Dois poemas do homem e sua escolha (Moacyr Felix)
Data 13/10/2013 11:27:14 | Tópico: Poemas -> Intervenção
|  Revenir serai tune chute écrasante. Paul Éluard
I.
Se em cada porto,longe, o verde alfombra uma esperança, uma salgada brisa para os pesados barcos sobre a sombra toda feita de nadas, imprecisa (mas devorando o peixe e o ar e o homem), alastro as rubras aves do incorpóreo pelo dorso desnudo de uma tarde (que é esta parte de mim que eu vou queimando) e insisto em que eles partam, vou deixando-os acompanhados desta dor acesa levar o aviso dos meus olhos, mar e mar afora ... Mas eu fico. E finco na sombra irreversivelmente minha a permanência - ciclo e madureza dos troncos regravados pela chuva, dos troncos que se cumprem sempre os mesmos, imóveis, simplesmente se cumprindo sob um pórtico de nuvens giratórias ...
II.
Destino. Que é o destino? Que fazer contra estas sombras íntimas, tão minhas como o tecido esquivo de mim próprio preso em meus ossos, latejando um ser de asas de sal mordendo um chão de ópio? Ah, destino, oxalá não haja enganos quando chegar nas pontas dessa teia de gastos gestos lentos costurados com o arame triste desses muitos anos!

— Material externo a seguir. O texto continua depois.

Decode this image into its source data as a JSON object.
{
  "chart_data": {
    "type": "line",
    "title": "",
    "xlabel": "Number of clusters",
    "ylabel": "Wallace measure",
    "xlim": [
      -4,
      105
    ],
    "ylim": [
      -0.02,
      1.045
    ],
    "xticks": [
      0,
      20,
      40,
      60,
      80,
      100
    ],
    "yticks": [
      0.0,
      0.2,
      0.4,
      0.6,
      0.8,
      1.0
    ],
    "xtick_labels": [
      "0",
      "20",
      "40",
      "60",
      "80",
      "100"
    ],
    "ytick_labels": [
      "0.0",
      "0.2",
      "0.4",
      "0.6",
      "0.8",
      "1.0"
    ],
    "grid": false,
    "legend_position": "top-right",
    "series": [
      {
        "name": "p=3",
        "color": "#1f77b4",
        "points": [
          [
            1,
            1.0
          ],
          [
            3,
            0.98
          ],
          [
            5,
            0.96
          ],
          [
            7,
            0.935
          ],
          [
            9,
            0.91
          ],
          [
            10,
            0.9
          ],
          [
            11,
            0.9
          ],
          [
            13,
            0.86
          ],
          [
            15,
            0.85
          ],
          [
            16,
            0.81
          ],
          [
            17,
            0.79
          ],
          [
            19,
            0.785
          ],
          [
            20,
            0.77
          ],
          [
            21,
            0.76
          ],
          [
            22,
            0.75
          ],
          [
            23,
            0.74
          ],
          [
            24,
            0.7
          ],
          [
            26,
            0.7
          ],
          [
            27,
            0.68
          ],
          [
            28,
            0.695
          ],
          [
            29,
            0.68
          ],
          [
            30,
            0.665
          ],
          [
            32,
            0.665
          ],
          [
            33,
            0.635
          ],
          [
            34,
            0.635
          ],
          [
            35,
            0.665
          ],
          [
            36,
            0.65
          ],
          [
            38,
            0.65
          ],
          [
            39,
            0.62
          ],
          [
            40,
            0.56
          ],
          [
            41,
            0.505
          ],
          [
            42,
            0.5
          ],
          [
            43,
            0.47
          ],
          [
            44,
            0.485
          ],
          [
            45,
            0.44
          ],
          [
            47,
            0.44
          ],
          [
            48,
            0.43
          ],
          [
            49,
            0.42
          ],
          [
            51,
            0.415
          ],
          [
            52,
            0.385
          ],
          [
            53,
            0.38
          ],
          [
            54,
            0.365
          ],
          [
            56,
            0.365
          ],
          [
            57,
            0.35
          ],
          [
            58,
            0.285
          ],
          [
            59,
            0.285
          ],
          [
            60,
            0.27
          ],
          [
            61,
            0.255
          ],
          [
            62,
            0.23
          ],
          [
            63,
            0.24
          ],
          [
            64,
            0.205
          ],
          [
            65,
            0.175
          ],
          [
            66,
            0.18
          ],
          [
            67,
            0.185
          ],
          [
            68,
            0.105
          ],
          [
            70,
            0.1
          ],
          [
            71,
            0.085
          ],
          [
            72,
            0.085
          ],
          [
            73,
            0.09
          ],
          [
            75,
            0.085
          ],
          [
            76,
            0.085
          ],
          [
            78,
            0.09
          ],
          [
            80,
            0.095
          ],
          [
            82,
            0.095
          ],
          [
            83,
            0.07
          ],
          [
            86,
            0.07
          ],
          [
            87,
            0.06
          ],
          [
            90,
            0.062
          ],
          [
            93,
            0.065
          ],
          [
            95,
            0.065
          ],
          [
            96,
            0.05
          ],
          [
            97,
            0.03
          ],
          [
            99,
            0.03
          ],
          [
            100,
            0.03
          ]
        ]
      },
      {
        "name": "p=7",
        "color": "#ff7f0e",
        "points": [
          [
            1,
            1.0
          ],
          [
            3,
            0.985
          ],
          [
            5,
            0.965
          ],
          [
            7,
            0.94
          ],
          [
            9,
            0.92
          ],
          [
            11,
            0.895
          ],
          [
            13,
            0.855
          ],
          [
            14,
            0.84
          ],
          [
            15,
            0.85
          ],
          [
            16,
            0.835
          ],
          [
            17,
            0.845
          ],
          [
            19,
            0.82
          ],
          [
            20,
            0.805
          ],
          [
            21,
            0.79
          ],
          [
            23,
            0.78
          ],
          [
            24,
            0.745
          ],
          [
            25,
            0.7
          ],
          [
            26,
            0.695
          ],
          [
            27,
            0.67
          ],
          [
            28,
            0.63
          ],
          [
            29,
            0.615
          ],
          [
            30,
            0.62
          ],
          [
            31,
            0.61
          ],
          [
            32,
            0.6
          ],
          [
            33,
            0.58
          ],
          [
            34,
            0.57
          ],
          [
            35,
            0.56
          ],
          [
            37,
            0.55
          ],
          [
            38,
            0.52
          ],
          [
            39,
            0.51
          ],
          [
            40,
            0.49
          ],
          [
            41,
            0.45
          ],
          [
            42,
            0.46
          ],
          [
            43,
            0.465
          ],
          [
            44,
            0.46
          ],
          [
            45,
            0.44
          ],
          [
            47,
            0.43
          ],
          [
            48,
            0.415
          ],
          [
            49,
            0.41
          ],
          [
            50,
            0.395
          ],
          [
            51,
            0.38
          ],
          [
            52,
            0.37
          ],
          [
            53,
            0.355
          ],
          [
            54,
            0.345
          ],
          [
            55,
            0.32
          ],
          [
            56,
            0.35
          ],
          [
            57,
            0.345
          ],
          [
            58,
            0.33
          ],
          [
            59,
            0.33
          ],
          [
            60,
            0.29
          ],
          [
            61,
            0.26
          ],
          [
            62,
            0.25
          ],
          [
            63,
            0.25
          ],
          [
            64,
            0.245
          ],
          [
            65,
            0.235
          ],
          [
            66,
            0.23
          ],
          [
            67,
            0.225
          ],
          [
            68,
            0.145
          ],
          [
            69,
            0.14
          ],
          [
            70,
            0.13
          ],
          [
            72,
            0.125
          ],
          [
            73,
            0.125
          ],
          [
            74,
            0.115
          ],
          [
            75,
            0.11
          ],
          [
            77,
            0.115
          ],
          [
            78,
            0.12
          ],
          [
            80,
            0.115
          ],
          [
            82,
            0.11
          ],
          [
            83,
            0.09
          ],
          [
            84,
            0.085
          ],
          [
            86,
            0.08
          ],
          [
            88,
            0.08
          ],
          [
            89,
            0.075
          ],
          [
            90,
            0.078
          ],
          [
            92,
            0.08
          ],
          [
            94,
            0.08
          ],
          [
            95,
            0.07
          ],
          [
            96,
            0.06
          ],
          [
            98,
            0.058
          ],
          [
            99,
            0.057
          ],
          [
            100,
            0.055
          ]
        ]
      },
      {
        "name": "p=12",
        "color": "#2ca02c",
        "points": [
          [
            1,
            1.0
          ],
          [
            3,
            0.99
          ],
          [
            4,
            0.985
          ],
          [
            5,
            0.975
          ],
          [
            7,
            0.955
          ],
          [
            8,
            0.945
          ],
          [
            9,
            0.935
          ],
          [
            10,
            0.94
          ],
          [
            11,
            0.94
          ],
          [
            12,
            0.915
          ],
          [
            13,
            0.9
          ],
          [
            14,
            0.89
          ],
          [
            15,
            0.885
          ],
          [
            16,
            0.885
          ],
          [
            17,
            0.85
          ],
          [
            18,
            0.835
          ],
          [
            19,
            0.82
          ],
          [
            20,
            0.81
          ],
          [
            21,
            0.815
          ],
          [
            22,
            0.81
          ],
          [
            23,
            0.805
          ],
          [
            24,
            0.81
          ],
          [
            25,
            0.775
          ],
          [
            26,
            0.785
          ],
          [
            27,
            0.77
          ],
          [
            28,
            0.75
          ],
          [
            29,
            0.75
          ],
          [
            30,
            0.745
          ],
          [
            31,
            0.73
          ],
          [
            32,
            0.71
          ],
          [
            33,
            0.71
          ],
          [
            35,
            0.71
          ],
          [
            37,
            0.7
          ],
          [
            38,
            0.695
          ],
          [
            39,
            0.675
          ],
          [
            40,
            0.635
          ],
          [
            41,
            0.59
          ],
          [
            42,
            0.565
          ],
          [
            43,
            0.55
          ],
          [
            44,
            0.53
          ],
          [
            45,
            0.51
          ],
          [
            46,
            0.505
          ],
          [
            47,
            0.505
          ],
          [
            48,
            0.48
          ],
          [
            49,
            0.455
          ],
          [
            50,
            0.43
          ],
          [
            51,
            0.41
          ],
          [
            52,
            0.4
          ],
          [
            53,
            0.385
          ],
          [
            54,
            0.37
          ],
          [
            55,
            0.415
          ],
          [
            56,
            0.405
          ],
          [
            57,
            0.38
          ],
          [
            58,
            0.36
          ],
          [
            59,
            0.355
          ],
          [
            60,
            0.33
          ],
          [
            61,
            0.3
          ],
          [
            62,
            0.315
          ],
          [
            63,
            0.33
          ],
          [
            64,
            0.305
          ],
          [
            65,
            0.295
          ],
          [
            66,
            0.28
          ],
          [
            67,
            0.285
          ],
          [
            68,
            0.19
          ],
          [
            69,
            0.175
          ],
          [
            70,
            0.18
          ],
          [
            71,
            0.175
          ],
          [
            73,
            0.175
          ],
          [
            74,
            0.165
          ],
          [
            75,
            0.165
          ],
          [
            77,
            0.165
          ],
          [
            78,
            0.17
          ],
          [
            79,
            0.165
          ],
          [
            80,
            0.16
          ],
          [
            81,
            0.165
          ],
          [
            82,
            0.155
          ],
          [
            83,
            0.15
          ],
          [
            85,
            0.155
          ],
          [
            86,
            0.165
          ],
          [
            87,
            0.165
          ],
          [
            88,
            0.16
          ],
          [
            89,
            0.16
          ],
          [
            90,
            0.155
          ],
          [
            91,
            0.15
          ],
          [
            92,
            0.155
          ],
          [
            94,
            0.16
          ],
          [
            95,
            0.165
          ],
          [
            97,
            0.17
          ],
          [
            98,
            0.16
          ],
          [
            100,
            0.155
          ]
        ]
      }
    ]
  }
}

Quando parar, no tempo, esta alma cheia de escolhas acabadas, rosa quieta a desmanchar-se em desenhados ventos, ah, vida, não me vença a noite alerta atrás do abismo e que os abismos incendeia: deixa eu colher no rosto um rosto certo do tempo irreversível, som de areia que já foi casa ou ponte, e não deserto ...
Moacyr Félix (1926-2005), poeta brasileiro.
Imagem: Nebulosa "Butterfly", NASA.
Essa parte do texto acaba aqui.